Explosão na central nuclear japonesa Fukushima-DaiichiDocumentos secretos da diplomacia norte-americana, divulgados ontem pela WikiLeaks, revelam que cientistas da Agência Internacional de Energia Atómica (AIEA) terão informado o Japão, em Dezembro de 2008, de que as suas normas de segurança estavam obsoletas e que a possibilidade de sismos superiores a 7,0 na escala de Richter constituiam um “problema sério” para as centrais nucleares nipónicas.

Segundo o jornal i online, na altura, o governo japonês comprometeu-se a actualizar as condições de segurança de todas as centrais do país, o que parece não ter acontecido. 

O governo nipónico terá construído um centro de resposta a emergências, mas este estava desenhado apenas para enfrentar sismos com magnitude inferior a 7,0 na escala de Richter. O que atingiu a costa noroeste do país há uma semana, contudo, foi muito mais forte, atingindo 8,9. Ontem, a situação na central, situada a 240 quilómetros de Tóquio, continuou a piorar, com os níveis de radiação a subirem para 4.000 microsievert por hora (o corpo humano aguenta exposições a 1.000 microsievert por ano).

A meio da tarde, Obama fez uma visita surpresa à embaixada japonesa em Washington, para assinar um livro de condolências e reiterar o compromisso de auxiliar o país. “Os EUA sentem grande urgência em ajudar o Japão”, disse aos jornalistas.

Os 50 funcionários que continuam na central a tentar arrefecer os primeiros quatro dos seis reactores da central Fukushima Daiichi receberam, entretanto, da Marinha norte-americana 100 fatos de protecção e máscaras para acidentes nucleares, biológicos e químicos – equipamento que servirá para minimizar os efeitos da exposição à radioactividade. O grupo já foi baptizado de “os 50 de Fukushima” e vários artigos têm sido dedicados aos homens, apelidados de “heróis-mártires” em “missão suicida”.

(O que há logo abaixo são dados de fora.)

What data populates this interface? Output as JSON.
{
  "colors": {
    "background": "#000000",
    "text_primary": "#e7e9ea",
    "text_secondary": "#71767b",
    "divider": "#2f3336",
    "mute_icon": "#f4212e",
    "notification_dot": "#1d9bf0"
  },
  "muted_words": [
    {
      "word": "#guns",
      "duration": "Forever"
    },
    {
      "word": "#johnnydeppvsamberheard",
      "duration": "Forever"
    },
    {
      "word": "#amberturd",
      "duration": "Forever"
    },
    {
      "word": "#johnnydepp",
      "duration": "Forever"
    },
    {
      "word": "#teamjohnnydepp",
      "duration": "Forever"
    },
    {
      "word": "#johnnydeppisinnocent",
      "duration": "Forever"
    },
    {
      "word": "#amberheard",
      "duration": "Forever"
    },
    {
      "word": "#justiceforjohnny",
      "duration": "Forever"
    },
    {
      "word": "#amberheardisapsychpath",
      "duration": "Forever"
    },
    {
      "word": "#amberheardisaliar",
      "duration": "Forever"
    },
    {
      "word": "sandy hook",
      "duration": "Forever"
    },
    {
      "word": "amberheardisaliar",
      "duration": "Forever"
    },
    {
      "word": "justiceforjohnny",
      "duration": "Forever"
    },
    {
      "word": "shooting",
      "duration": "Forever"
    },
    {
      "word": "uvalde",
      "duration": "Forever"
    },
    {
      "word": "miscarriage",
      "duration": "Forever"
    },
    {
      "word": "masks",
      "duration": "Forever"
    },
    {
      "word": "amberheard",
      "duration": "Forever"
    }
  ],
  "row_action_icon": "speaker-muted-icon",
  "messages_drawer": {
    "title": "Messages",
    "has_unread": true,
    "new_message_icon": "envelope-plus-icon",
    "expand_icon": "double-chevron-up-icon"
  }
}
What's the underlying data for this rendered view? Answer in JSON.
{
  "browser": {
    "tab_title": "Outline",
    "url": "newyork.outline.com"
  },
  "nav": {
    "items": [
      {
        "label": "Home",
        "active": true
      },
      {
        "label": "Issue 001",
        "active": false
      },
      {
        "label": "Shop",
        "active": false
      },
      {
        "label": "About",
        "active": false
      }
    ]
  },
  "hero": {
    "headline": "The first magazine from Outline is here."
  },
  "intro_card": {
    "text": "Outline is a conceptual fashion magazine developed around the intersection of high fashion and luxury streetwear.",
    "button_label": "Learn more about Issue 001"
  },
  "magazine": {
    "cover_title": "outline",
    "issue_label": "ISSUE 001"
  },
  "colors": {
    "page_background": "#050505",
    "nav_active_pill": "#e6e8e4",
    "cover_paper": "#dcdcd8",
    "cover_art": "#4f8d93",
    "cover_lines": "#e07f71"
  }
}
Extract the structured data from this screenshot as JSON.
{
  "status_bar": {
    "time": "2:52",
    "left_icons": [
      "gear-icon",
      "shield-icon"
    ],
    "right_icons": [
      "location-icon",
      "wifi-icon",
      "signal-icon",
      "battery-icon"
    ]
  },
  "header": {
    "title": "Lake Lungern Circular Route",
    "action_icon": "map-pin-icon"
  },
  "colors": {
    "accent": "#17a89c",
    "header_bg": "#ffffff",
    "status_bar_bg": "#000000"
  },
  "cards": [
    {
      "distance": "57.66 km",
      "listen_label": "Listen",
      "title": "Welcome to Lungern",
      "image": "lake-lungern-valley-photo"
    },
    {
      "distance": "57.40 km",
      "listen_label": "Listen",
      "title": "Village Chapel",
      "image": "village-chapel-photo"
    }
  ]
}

A Tokyo Electric Power Co. (TEPCO), empresa que opera a central, abriu ontem uma conta oficial de Twitter que à hora de fecho da edição já contava com mais de 117 mil seguidores. Na primeira mensagem oficial publicada naquela rede social, pedem desculpa à população “por ter causado graves preocupações com o acidente na central nuclear nº 1 de Fukushima, com a fuga de radiação e os cortes de electricidade controlados.”